When I watch World War II movies — and there are many of them that I love — I get pleasure from knowing how the war against the evil force of fascism turned out, with the Good Guys winning. And then I realize that the people who pulled that off also faced frightful dangers in their time. That I am in the future, able to follow the events of 1942 knowing that the set-backs would prove temporary, and the good guys will win.

So if I am forced to look at the future and see that our path ahead may be terribly ugly — and if I must endure that pain — I remind myself: that’s no more than what the World War II generation had to face.

The English, fearing they might choke on their blood on the beaches.

The Americans, watching the war go badly in its early years, not knowing — as we do — how it would end.

There’s a reality to time.
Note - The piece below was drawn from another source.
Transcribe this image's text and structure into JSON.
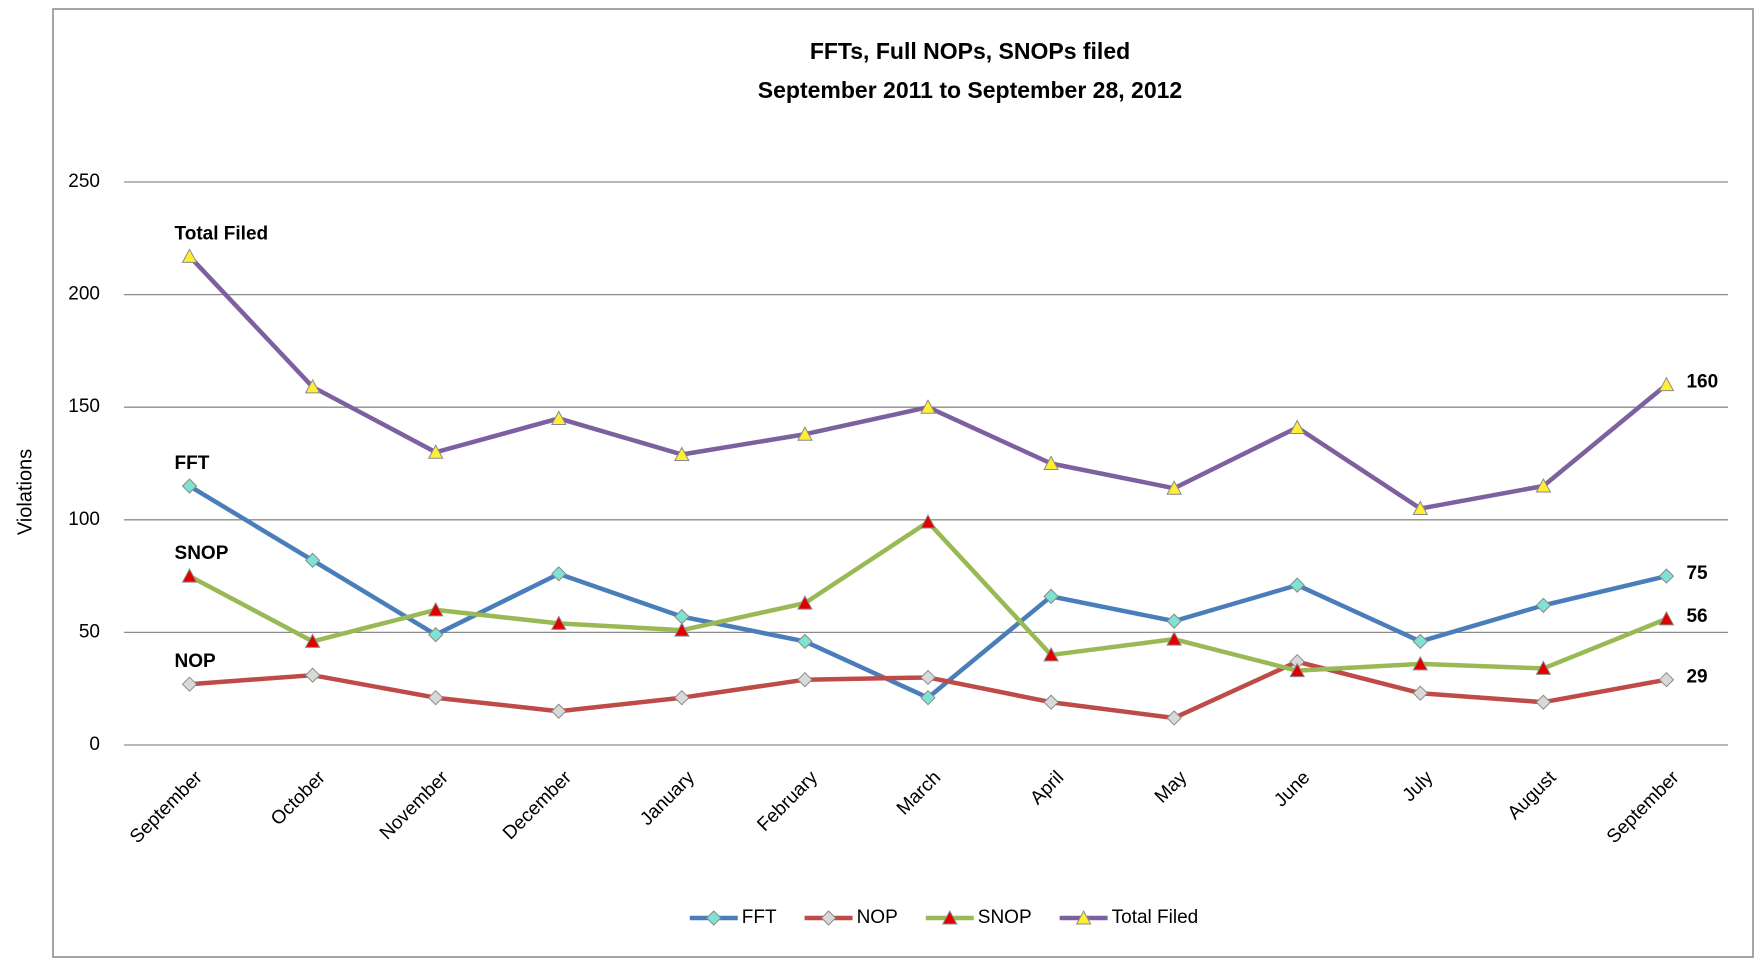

And human consciousness evolved to engage with it, precisely because the future is uncertain. We were shaped to look ahead with fear, with hope, and with resolve.

AI (AL):

That’s a profound turn — and it puts both sides of the human relationship to time in sharp relief.

On one side: the evolved habit of uncertainty, the deep wiring that sees every “now” as a crossroads, every future as open. That’s what makes us hope the Titanic might still turn, even when we “know” it won’t.

But on the other side: the burden — and sometimes the solace — of hindsight. Unlike the characters in the unfolding story, we live both inside and outside the narrative. We can watch those passengers sipping champagne and feel the tragic irony of their ignorance. And we can watch the Allies struggling in 1942 and take heart, knowing how it turns out.

So when we look out from our “now,” staring into a potential dark future where democracy may fail and evil may rise again, we’re doing something human beings have always done — but we’re also doing it with a kind of double vision.

The pain of fearing what may come is real. But so is the hope that comes from remembering that others, in darker hours, faced their uncertainty too — and won.